Availability of garbage shows ‘we haven’t done our jobs as a society’
Beari the cub was shot two weeks ago by Conservation Officers for demonstrating conflict behaviour

According to Conservation Officer services, officer Dave Jeavons was acting under the guidance of the Ministry of Environment when he shot a bear cub in Whistler Cay nearly two weeks ago.

“When staff looked at the guidance that they had been provided, they did not see that this particular bear cub fit within the orphaned or abandoned guidance that I had given,” sad Lance Sundquist, manager of Conservation Officers in the south coast region.

“They saw it as being a conflict bear versus orphaned or abandoned. So as a result, they followed our policy procedure as it relates to conflict bears,” he said, adding that the ministry policy does not state that all cubs are required to go to a rehab facility.

Conservation Officers are reviewing their guidance policies on how to deal with bear cubs as a result of the incident. Sundquist has spoken with local conservation officers, his senior staff, Sylvia Dolson from the Get Bear Smart Society in Whistler, and is currently speaking to a senior biologist.

He added that it is important to remember that the root cause of the incident is that the mother bear had a history of conflict behavior and getting into garbage.

“We get that type of behaviour because we haven’t done our jobs as a society in B.C. to ensure that we are managing food attractants and not creating these situations,” said Sundquist.

Michael Allen, a bear researcher in Whistler, agrees that the community should be focusing its efforts on preventative measures.

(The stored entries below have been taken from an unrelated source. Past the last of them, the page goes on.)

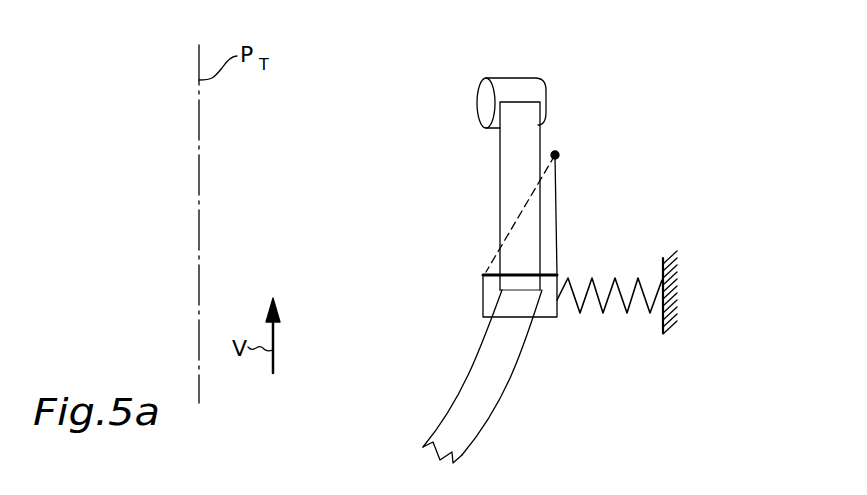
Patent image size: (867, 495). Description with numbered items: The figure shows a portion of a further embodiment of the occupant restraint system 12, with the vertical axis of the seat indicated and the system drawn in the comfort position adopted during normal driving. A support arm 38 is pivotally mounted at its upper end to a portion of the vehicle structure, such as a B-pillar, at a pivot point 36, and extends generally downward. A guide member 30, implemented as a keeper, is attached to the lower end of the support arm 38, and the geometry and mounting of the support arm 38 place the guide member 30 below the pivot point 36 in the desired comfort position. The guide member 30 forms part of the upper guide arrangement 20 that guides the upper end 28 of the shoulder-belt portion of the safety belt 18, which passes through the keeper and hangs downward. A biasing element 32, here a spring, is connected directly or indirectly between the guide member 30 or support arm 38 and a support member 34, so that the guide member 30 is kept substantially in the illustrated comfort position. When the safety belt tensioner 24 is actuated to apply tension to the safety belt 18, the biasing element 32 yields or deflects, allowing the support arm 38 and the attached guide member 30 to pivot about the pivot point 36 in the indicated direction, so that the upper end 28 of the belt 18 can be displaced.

The occupant restraint system 12 is at (356, 167).
The safety belt 18 is at (475, 408).
The upper guide arrangement 20 is at (582, 249).
The safety belt tensioner 24 is at (485, 98).
The upper end of the shoulder-belt portion 28 is at (536, 359).
The guide member 30 is at (491, 287).
The biasing element 32 is at (595, 308).
The support member 34 is at (668, 305).
The pivot point 36 is at (558, 154).
The support arm 38 is at (497, 265).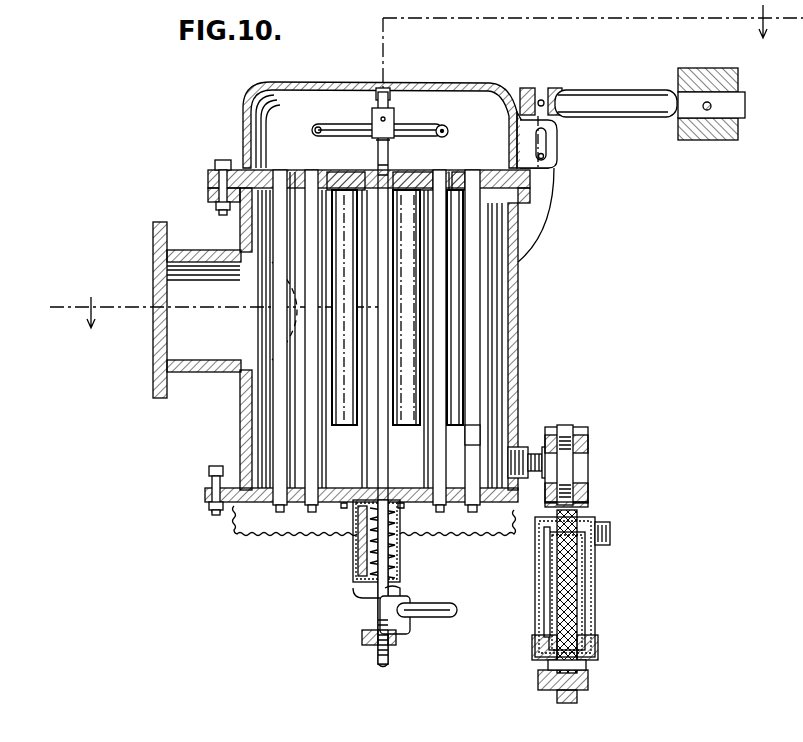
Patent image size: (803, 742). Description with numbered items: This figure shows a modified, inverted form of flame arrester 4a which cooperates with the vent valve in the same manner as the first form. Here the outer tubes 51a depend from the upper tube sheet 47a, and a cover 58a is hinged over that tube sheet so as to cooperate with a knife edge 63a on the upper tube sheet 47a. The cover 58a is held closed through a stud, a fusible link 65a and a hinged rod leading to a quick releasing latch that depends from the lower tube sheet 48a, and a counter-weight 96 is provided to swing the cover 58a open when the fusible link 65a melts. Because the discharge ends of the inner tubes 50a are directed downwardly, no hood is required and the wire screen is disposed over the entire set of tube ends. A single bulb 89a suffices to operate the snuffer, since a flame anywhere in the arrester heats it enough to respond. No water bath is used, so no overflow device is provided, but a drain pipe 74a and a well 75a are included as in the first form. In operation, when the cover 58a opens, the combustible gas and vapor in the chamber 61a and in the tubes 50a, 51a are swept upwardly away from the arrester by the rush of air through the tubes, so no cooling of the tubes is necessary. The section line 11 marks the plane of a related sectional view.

The section line 11- 11 is at (414, 166).
The cover 58a is at (418, 82).
The chamber 61a is at (333, 124).
The fusible link 65a is at (390, 120).
The bulb 89a is at (448, 131).
The outer tubes 51a is at (456, 176).
The flame arrester 4a is at (556, 317).
The upper tube sheet 47a is at (223, 168).
The knife edge 63a is at (522, 172).
The counter-weight 96 is at (740, 80).
The lower tube sheet 48a is at (456, 508).
The inner tubes 50a is at (472, 448).
The drain pipe 74a is at (534, 448).
The well 75a is at (597, 593).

“There should have been some other things done that were preventative… Did the golf course clean up their garbage? Did people in the residential area know about her? There was a lot of proactive stuff that should have been done that wasn’t,” he said.

He added that it is extremely irresponsible and risky to take a cub that has experience eating human food, rehabilitate it and put it back into the population.

“I think there is one thing that people really need to understand — especially organizations like Get Bear Smart — is that they seem to act a lot on emotions. And I think to try and manage bear populations at a healthy level, you have to look past emotions and you have to get over the cute cuddly cub profile,” he said.